Nice Pokey... real nice.


----------



## nchen7 (Feb 25, 2013)

that's awesome!


----------



## ksalvagno (Oct 6, 2009)

Funny girl with her tongue sticking out.


----------



## J.O.Y. Farm (Jan 10, 2012)

Haha!! Too funny!!


----------



## Chadwick (Jan 24, 2014)

I love the tongue out photos!


----------



## canyontrailgoats (Jan 4, 2014)

She's like "haha, I'm gorgeous and you're not!!" To all the other does  

She's as beautiful as ever!( minus the tongue lol)


----------



## Crossroads Boers (Feb 19, 2011)

I thought it was a great photo until I looked a little closer! lol There was another pic right after this one with her tongue were it is supposed to be... fortunately! 

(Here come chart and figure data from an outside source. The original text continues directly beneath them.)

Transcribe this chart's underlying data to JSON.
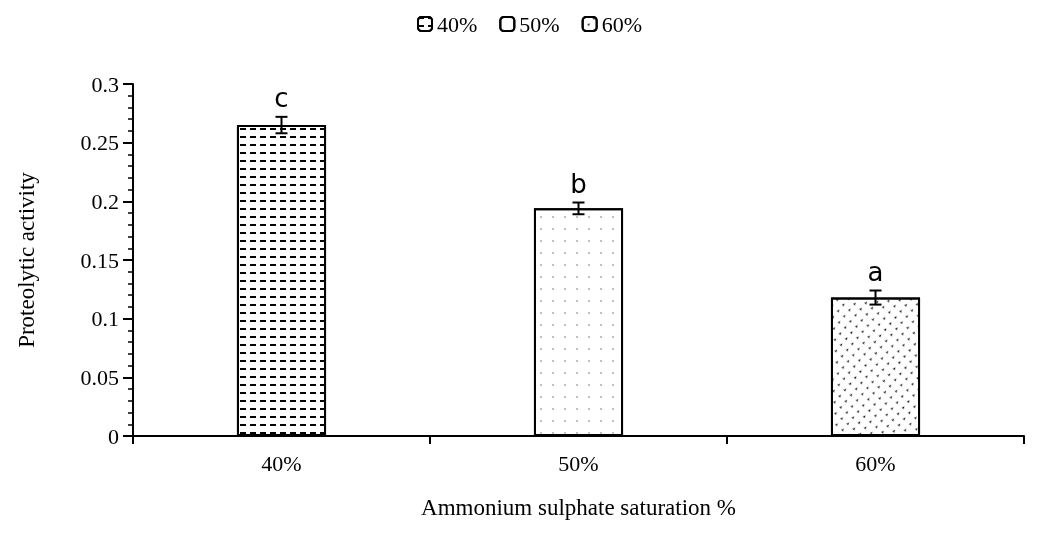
{
  "chart_data": {
    "type": "bar",
    "categories": [
      "40%",
      "50%",
      "60%"
    ],
    "series": [
      {
        "name": "40%",
        "color": "#000000",
        "values": [
          0.265,
          null,
          null
        ],
        "errors": [
          0.007,
          null,
          null
        ]
      },
      {
        "name": "50%",
        "color": "#000000",
        "values": [
          null,
          0.194,
          null
        ],
        "errors": [
          null,
          0.005,
          null
        ]
      },
      {
        "name": "60%",
        "color": "#000000",
        "values": [
          null,
          null,
          0.118
        ],
        "errors": [
          null,
          null,
          0.006
        ]
      }
    ],
    "xlabel": "Ammonium sulphate saturation %",
    "ylabel": "Proteolytic activity",
    "ylim": [
      0,
      0.3
    ],
    "yticks": [
      0,
      0.05,
      0.1,
      0.15,
      0.2,
      0.25,
      0.3
    ],
    "annotations": [
      "c",
      "b",
      "a"
    ],
    "grid": false,
    "legend": "top"
  }
}
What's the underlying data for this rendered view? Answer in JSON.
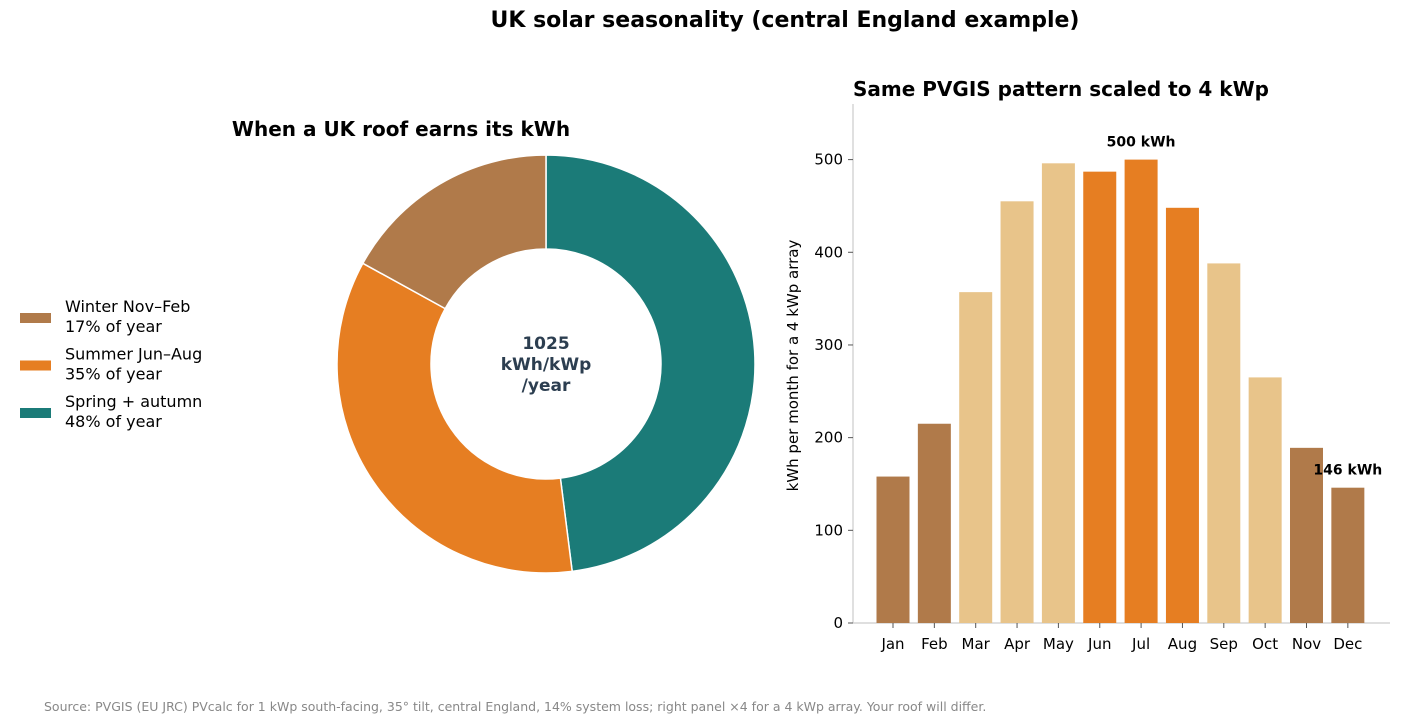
{
  "suptitle": "UK solar seasonality (central England example)",
  "footer": "Source: PVGIS (EU JRC) PVcalc for 1 kWp south-facing, 35° tilt, central England, 14% system loss; right panel ×4 for a 4 kWp array. Your roof will differ.",
  "colors": {
    "winter": "#b07a4a",
    "summer": "#e67e22",
    "shoulder_pie": "#1b7b78",
    "shoulder_bar": "#e8c48a",
    "center_text": "#2c3e50",
    "axis": "#cccccc"
  },
  "chart_data": [
    {
      "type": "pie",
      "title": "When a UK roof earns its kWh",
      "center_label": [
        "1025",
        "kWh/kWp",
        "/year"
      ],
      "legend_position": "left",
      "slices": [
        {
          "label": "Winter Nov–Feb",
          "sublabel": "17% of year",
          "value": 17,
          "color": "#b07a4a"
        },
        {
          "label": "Summer Jun–Aug",
          "sublabel": "35% of year",
          "value": 35,
          "color": "#e67e22"
        },
        {
          "label": "Spring + autumn",
          "sublabel": "48% of year",
          "value": 48,
          "color": "#1b7b78"
        }
      ]
    },
    {
      "type": "bar",
      "title": "Same PVGIS pattern scaled to 4 kWp",
      "ylabel": "kWh per month for a 4 kWp array",
      "xlabel": "",
      "ylim": [
        0,
        560
      ],
      "yticks": [
        0,
        100,
        200,
        300,
        400,
        500
      ],
      "grid": false,
      "categories": [
        "Jan",
        "Feb",
        "Mar",
        "Apr",
        "May",
        "Jun",
        "Jul",
        "Aug",
        "Sep",
        "Oct",
        "Nov",
        "Dec"
      ],
      "values": [
        158,
        215,
        357,
        455,
        496,
        487,
        500,
        448,
        388,
        265,
        189,
        146
      ],
      "seasons": [
        "winter",
        "winter",
        "shoulder",
        "shoulder",
        "shoulder",
        "summer",
        "summer",
        "summer",
        "shoulder",
        "shoulder",
        "winter",
        "winter"
      ],
      "annotations": [
        {
          "index": 6,
          "text": "500 kWh"
        },
        {
          "index": 11,
          "text": "146 kWh"
        }
      ]
    }
  ]
}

Haha, Canyontrail.... that sounds about right!


----------



## nancy d (Oct 5, 2007)

Thanks for the laugh, Pokey!


----------



## Frosty (Feb 13, 2010)

I like it when one has it they have it lol. They generaly know it also


----------



## toth boer goats (Jul 20, 2008)

LOL, I get that all the time, a really nice pose and yet, they have to do something silly with their mouths. HeHe. :lol:


----------



## NubianFan (Jun 3, 2013)

I think taking pictures of them is next to impossible, especially with just a phone camera, its shutter time is too ssssllllllloooooooowwwwww the shot I was trying to get I always miss and they have moved on to something else less appealing.... Still though, love this shot!!


----------



## oakshirefarms (Jul 5, 2013)

Great shot and great attitude! :-D She knows how to be in charge.


----------



## Trickyroo (Sep 26, 2012)

Awww , she's gorgeous and funny :hugs::hugs::hugs:


----------



## Crossroads Boers (Feb 19, 2011)

Here's a better pose with no tongue.


----------



## Trickyroo (Sep 26, 2012)

Wow , nice ! But i like the one with the tongue  
Adds character , lol.


----------



## Crossroads Boers (Feb 19, 2011)

Hehe.


----------



## toth boer goats (Jul 20, 2008)

Very nice.


----------



## Crossroads Boers (Feb 19, 2011)

Thanks Pam.


----------



## Mamaboyd (Oct 10, 2013)

love the pics, especially the one with the tongue sticking out lol.


----------



## Karen (Jun 22, 2010)

Nuce shots - but the ones with the tongue sticking out, or the inadvertently goofy expression - they are the ones that look like "real" goats! Pokey is a real cutie!


----------



## Crossroads Boers (Feb 19, 2011)

I'm hoping to get some pictures of one of our other goats in that same place this morning, so hopefully they will cooperate and not make faces like Pokey!


----------



## nancy d (Oct 5, 2007)

I vote Pokey for Face of the Month!!


----------